La Part féminine des arbres (extraits)
A travers ce dialogue, extrait d'un ouvrage commun inédit confié à Recours au Poème, c'est un double portrait amoureux, aux infinies résonances cosmiques, que nous offrent Alice Passy et Daniel Van de Velde - en miroir l'un de l'autre. Voici ce qu'en disait l'artiste :
Ce recueil, rebonds d'un texte à l'autre, Répons (au sens que Pierre Boulez donne à ce terme) transfigure l'amour (pour faire simple de Pétrarque à André Breton) pour lui donner une orientation anthropocénique. C'est-à-dire s'aimer malgré le tout d'une totalité terrestre et humaine en détresse. Apprendre et goûter la vie malgré les délabrements de nos existences en mal de redéfinition et donner une teneur cosmique à chacune de nos pulsations quand nous nous donnons l'un à l'autre.
Vaertigo , Daniel Van de Velde
1
Les cernes des arbres s’estompent
Dans une valse lente
Je cèderai à la fascination
Derrière mes vitres étanches
Je croyais résister à la puissance de la vague
Mais tout vole en éclats
En reddition devant l’indigo
Noyée dans la gravité de ta voix,
Je succombe à l’attraction de ta forêt profonde.
Un sentiment de blancheur.
Brumes, écumes et volupté.
Quelque chose en lui n’est définitivement plus de l’ordre de la nuit.
2
Tu es le nombre d’or du désir
La résurgence jaillie de mon rocher
Le chêne sous lequel j’aimerais méditer
La voix profonde de la montagne
Tu es ma gravité
Mes premiers souvenirs
S’inscrivent dans l’argile
Je les pétris longuement
Et modèle une histoire à venir
J’inspire à déployer mes ailes
Aveugle au vide
Sourde aux réticences
Absente au visage sublime
Dans le brouillard qui m’envahit
Je fais le pari de la vie.
De retour du lac de Sainte-Croix,
La route bordée d’arbres plus élégants les uns que les autres
Je transborde continuellement ton élégance, ta beauté d’être,
En moi et hors de moi,
Comme une promesse de jouissance…
7
Tu m’apparais comme évidence
A évider les arbres
Comme si toutes les trajectoires tendaient vers toi …
J'aime les terres qui se superposent en nous, les villes, les lieux de rencontre.
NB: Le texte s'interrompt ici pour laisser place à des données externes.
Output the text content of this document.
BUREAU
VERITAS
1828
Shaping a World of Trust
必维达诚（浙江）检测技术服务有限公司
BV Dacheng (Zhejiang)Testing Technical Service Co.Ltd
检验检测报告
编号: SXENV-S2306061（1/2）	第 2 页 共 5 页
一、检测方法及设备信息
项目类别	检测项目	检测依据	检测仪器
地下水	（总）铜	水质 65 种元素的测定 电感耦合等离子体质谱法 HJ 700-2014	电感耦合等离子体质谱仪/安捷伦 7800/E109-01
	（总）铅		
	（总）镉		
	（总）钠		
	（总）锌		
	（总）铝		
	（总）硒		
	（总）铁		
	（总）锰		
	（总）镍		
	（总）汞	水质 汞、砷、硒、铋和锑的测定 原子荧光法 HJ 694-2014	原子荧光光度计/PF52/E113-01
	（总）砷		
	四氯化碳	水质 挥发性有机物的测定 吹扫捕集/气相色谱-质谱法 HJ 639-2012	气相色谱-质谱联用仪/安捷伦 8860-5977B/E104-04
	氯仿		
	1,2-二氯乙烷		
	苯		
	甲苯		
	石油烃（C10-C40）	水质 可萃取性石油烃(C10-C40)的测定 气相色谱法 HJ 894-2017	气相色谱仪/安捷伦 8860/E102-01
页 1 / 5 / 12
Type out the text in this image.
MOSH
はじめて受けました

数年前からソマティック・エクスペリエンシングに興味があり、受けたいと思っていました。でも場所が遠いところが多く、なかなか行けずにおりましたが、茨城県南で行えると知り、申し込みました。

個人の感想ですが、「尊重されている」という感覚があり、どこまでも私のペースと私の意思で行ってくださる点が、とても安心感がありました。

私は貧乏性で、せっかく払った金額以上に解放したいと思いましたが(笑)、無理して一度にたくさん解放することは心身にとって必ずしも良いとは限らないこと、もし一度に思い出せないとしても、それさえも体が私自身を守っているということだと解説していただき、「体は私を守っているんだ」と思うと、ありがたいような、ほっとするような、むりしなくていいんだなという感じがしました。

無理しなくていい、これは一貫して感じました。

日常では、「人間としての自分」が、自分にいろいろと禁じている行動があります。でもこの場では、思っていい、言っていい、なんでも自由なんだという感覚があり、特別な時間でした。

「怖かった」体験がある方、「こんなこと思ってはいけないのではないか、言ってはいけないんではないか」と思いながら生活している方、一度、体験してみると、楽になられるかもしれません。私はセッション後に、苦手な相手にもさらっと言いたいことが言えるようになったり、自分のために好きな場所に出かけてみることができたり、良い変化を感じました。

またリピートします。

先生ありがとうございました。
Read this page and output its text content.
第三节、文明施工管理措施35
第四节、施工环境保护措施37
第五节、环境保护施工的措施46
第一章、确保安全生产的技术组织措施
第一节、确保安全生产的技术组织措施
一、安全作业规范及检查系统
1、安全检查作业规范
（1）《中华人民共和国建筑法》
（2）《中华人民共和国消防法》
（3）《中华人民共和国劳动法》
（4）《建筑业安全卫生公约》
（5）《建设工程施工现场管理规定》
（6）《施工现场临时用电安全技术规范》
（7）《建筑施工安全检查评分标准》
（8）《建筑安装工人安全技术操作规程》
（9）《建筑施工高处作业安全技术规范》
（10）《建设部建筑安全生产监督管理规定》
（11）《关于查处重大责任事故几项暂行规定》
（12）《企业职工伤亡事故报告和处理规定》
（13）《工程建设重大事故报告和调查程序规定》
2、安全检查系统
Mais aussi des lieux sans noms véritables pour que nous ne soyons pas réductibles aux noms que nous portons. Nous faisons alors, tous les deux, partie d'un tout. Tu as tant et tant de fois été face à des matières insécables que je les absorbe, émanant de toi. Je le fais en parlant avec toi, en marchant avec toi. En faisant l'amour avec toi. En laissant une forme particulière de silence nous traverser. Un silence fait de plusieurs expériences, la tienne, la mienne et celle de la terre. Le ciel ici ce soir, n'est pas homogène, c'est un voile. L'univers est vaste, tu es vaste. Je redeviens vaste.
10
Tu me révèles le féminin sacré des arbres
Nouveauté, mon regard sur eux
J’écarquille mes yeux dans la nuit
Pour mieux les discerner
A la lumière faible du croissant de lune
Inouïe ma vie depuis toi.
Elle devient inédite.
L’inconnu comme lien.
13
Je recueille les mots que tu sèmes
Ils germent en moi comme fractales infinies
Et font circuler une sève nouvelle dans tout mon être.
Comme une féminité retrouvée.
Par la force de tous les arbres que nous avons croisés ensemble depuis que nous nous connaissons, je redeviens homme pour toi. Un souffle androgyne opère qui me rend ultrasensible à toutes les formes de particules qui émanent de toi. Je me suis laissé dissoudre par la simplicité primordiale de ton existence. La part féminine des arbres que porte chacune de tes apparitions quand je me retrouve face à toi.
37
Nous avançons à tâtons, explorateurs de bonheur
Je scrute ton visage et ses marques profondes
J’y décèle la lumière, reflet de galaxies lointaines
Une caresse subtile sous la lune éclipsée
Bouleverse le rythme des particules de ma peau
Tu me vois immanence et me rends transcendance
Quand je t’offre un élan de vitalité venu des étoiles
Ensemble, nous devenons les médiateurs du cosmos
Ta présence me révèle ce que ma vie a d’unique.
Tu m'enrichis de tout ce que j'avais oublié de vivre.
Ce que j'aime en toi, je ne l'ai jamais aimé en personne d'autre.